Em artigo, Antonio Rangel explica que essa é uma norma avançada porque partiu da mobilização das pessoas. O fato de atingir 82% de apoio popular forçou o Congresso a aprová-la em 2003. “O seu coração é a proibição do porte de armas, isto é, o impedimento que se ande armado nas ruas. Outra medida basilar são as campanhas de desarmamento voluntário, que já tiraram de circulação mais de meio milhão de armas”, aponta Rangel.
A revogação
Somente 12 anos após a lei ter sido sancionada, uma comissão da Câmara dos Deputados vai analisar o projeto 3722/2012. Segundo o Mapa da Violência 2015, o Estatuto do Desarmamento tem ajudado a reduzir significativamente o número de mortes por arma de fogo no Brasil. Mais de 160 mil vidas foram poupadas entre 2004 e 2012, após sua aprovação, em 2003. Foi o estatuto que instituiu a realização das campanhas de desarmamento, prevendo o pagamento de indenização para quem entregasse espontaneamente suas armas, a qualquer momento, à Polícia Federal.
O Viva Rio, uma das entidades que sempre militou em sua defesa, critica a superficialidade do debate acerca do tema segurança pública, no país. Tião Santos afirma que armar a população para combater a violência fragiliza ainda mais o Estado e a Polícia. “Mesmo com todo o Estatuto, temos 60 mil homicídios por ano. Morrem mais pessoas no Brasil do que em uma guerra declarada e qualquer coisa que venha ao encontro da destruição do Estatuto é certeza de que esse número vai duplicar”.

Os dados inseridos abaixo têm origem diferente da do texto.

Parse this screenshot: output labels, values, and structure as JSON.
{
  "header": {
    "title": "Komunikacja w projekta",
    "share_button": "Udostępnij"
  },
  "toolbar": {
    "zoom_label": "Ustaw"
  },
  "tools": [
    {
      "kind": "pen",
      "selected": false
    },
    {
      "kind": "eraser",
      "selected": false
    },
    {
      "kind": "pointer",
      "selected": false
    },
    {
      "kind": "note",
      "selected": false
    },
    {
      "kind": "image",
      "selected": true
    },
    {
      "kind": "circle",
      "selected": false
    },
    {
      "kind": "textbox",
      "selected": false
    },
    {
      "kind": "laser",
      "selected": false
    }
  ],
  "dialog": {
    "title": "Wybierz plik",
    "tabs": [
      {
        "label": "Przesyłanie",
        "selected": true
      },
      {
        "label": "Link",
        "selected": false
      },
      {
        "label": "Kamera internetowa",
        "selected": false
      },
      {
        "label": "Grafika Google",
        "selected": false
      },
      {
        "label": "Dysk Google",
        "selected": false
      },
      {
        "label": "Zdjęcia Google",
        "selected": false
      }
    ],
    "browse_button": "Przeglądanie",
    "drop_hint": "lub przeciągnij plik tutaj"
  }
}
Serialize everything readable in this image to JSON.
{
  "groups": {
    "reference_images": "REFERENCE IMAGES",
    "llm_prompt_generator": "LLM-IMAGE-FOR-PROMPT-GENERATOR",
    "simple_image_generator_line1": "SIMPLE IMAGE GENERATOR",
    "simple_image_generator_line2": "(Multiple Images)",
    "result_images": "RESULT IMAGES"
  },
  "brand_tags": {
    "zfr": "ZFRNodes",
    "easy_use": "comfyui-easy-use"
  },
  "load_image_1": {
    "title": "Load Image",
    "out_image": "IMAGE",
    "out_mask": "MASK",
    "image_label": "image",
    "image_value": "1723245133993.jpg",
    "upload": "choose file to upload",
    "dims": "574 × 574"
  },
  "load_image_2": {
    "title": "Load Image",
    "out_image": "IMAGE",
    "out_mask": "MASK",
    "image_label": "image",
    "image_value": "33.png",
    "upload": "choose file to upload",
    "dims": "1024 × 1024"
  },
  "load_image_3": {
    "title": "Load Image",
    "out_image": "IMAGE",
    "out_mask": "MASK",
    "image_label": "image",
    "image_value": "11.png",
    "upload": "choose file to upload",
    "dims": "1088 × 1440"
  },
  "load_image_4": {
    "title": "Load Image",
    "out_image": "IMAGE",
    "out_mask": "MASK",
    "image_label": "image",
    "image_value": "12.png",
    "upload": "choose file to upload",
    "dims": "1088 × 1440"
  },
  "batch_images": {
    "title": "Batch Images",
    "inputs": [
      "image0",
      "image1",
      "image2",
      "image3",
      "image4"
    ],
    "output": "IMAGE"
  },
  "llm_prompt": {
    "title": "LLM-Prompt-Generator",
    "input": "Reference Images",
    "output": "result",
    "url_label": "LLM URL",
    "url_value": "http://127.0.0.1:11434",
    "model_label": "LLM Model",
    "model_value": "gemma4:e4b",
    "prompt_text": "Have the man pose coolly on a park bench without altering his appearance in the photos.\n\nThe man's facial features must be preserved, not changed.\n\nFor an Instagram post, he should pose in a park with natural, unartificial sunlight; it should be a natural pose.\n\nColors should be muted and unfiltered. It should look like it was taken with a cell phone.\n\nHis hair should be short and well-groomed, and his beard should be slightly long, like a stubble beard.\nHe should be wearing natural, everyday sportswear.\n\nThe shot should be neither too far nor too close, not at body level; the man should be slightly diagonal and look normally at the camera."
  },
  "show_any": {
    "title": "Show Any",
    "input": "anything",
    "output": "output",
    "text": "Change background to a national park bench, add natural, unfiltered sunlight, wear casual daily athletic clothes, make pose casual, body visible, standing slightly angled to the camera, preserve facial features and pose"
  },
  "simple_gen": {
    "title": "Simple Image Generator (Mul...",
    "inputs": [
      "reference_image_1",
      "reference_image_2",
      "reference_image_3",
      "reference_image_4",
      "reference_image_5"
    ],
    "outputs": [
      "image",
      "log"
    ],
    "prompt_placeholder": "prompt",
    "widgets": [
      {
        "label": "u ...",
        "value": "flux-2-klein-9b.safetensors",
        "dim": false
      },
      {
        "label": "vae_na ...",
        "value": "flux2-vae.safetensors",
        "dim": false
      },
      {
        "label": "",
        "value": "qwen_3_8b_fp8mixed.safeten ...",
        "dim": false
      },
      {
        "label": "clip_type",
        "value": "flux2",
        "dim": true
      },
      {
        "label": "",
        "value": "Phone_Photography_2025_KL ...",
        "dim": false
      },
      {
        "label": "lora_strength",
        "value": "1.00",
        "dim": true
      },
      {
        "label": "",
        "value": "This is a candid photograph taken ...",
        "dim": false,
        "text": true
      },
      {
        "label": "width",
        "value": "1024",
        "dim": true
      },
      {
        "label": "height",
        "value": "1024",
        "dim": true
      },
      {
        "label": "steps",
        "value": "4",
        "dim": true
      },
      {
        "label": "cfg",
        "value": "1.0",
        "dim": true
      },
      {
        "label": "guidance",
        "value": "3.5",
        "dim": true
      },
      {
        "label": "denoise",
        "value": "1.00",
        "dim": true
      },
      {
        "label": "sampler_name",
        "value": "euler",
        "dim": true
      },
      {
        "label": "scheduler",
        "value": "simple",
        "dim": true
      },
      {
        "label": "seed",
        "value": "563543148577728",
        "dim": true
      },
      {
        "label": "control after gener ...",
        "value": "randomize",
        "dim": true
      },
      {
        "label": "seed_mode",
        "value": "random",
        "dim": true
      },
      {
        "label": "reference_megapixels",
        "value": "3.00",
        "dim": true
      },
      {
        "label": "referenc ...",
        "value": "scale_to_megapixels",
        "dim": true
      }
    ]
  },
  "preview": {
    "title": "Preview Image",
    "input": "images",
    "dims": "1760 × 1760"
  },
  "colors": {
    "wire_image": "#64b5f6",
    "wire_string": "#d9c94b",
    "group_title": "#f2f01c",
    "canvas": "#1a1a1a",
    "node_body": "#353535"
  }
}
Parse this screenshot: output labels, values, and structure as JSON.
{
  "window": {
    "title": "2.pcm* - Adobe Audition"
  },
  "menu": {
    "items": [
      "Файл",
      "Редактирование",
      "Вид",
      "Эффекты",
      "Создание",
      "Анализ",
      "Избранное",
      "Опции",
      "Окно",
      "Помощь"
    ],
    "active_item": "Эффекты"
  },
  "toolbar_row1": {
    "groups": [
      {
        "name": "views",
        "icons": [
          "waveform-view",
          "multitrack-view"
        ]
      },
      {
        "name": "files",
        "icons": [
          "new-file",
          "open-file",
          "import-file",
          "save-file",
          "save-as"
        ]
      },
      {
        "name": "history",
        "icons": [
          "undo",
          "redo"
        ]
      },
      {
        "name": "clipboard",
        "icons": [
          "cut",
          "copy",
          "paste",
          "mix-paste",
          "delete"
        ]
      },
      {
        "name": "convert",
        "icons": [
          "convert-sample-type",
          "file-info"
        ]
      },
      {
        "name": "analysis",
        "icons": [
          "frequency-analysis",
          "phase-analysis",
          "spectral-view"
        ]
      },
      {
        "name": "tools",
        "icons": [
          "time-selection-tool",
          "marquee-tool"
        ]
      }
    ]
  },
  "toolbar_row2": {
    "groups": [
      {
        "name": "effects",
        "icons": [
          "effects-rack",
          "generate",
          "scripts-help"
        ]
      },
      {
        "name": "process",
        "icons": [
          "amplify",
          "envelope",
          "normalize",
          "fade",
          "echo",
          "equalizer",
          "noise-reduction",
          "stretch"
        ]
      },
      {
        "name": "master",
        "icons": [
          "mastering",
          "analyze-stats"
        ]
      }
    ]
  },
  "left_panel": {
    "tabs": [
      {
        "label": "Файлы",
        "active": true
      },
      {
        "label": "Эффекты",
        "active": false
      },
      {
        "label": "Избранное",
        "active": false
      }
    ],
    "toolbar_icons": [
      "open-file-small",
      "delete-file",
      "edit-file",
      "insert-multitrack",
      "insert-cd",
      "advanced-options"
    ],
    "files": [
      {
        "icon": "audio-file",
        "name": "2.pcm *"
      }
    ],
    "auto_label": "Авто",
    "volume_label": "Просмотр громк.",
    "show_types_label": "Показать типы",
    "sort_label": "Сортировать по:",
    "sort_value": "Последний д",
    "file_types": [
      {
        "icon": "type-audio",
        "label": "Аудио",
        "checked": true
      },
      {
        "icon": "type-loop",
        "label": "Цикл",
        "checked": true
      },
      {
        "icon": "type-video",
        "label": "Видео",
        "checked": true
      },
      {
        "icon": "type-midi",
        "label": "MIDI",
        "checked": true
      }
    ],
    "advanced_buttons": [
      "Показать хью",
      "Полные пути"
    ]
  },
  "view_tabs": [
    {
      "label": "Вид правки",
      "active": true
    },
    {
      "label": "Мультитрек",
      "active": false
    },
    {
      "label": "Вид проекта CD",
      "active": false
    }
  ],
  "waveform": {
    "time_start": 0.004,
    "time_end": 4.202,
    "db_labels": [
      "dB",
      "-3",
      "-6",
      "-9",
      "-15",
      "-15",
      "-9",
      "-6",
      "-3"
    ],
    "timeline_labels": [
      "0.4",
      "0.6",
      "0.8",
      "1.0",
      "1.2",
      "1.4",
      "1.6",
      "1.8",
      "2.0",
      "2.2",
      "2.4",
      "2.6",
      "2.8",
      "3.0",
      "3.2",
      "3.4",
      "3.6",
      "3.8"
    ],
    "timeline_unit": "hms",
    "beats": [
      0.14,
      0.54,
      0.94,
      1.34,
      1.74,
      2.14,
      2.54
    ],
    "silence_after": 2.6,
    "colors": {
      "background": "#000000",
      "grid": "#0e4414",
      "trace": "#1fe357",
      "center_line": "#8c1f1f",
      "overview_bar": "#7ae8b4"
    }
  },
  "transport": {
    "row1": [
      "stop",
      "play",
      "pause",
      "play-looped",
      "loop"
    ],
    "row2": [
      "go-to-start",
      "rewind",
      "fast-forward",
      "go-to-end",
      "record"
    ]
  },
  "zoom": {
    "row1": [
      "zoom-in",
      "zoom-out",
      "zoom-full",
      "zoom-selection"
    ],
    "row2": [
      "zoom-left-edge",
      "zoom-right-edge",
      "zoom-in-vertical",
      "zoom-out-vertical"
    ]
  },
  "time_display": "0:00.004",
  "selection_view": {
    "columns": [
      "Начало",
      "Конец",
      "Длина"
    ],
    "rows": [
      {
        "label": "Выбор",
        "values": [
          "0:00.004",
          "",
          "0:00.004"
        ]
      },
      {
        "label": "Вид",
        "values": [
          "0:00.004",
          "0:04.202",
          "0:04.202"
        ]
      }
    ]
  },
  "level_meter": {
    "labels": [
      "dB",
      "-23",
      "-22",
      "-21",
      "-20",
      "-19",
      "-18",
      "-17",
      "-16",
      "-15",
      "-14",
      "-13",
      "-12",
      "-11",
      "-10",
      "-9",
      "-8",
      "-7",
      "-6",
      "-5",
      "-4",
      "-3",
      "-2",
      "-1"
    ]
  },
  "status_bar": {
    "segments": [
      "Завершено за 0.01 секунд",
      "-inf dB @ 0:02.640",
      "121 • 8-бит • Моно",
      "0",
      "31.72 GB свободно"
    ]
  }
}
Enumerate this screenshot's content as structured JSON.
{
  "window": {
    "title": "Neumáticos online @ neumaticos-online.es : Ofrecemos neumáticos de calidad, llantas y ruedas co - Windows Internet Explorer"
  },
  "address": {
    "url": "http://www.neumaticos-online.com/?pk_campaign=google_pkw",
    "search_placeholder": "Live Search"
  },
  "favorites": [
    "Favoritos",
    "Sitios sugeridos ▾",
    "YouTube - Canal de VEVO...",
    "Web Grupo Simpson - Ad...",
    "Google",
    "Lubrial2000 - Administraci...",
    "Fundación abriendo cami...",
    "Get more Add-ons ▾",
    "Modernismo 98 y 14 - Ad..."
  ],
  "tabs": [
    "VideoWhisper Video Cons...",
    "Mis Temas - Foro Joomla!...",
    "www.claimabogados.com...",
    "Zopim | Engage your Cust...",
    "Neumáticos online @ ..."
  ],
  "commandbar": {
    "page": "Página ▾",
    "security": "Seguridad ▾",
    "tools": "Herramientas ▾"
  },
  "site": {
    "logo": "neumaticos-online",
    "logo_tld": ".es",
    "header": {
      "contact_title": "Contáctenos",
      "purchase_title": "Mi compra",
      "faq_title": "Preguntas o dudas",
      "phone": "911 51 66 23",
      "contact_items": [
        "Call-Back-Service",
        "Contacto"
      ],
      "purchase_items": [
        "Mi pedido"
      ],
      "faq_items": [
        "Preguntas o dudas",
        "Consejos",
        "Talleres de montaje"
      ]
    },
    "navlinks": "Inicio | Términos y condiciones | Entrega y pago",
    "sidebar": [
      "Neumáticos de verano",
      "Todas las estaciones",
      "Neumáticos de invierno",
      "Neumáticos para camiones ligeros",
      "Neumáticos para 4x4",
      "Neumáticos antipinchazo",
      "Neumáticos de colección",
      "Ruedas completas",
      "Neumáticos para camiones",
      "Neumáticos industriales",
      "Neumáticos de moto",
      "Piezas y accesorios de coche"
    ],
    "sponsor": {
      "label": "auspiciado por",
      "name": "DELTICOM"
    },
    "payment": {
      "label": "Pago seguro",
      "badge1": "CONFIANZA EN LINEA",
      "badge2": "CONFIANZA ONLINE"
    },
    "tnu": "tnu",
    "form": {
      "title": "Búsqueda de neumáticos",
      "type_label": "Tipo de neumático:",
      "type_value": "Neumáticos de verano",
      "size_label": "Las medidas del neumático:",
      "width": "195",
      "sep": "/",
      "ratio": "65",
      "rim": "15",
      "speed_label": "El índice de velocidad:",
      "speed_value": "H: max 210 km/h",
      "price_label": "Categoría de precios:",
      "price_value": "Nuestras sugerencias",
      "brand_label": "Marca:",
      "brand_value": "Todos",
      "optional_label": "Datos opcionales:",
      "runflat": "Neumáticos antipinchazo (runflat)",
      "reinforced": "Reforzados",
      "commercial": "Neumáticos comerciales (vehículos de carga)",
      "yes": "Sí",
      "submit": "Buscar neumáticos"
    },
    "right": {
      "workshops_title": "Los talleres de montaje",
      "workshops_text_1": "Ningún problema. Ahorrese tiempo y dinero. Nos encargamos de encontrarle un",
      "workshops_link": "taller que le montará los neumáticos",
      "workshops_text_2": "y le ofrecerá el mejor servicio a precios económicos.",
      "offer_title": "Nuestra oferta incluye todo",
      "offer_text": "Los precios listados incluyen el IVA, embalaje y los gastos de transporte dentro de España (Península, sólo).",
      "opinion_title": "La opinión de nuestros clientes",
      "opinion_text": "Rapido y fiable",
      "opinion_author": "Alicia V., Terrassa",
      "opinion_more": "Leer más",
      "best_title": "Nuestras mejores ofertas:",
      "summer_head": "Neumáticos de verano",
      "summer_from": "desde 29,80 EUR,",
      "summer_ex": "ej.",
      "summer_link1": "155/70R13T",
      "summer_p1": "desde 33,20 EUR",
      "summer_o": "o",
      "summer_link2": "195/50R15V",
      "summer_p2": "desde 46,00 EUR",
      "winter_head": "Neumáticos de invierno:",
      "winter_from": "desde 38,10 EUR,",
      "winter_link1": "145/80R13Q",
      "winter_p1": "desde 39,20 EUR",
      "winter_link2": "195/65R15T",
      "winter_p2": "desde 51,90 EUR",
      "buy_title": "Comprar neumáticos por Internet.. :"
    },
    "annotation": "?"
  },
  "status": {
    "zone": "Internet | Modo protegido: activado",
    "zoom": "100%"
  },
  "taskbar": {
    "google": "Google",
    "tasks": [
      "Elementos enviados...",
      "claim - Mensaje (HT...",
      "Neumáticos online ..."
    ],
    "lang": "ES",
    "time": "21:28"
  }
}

Santos afirma que a bancada da bala nunca se conformou com a aprovação da lei. “Boa parte dos deputados que defendem a destruição do Estatuto foram financiados pela indústria brasileira de armas e munições. Existe um interesse econômico e político que a sociedade tem que ficar alerta”.
A famosa fala de Mahatma Gandhi, um dos maiores pacifistas da humanidade, é citada pelo coordenador do Viva Rio. “Não se pode combater violência com mais violência”.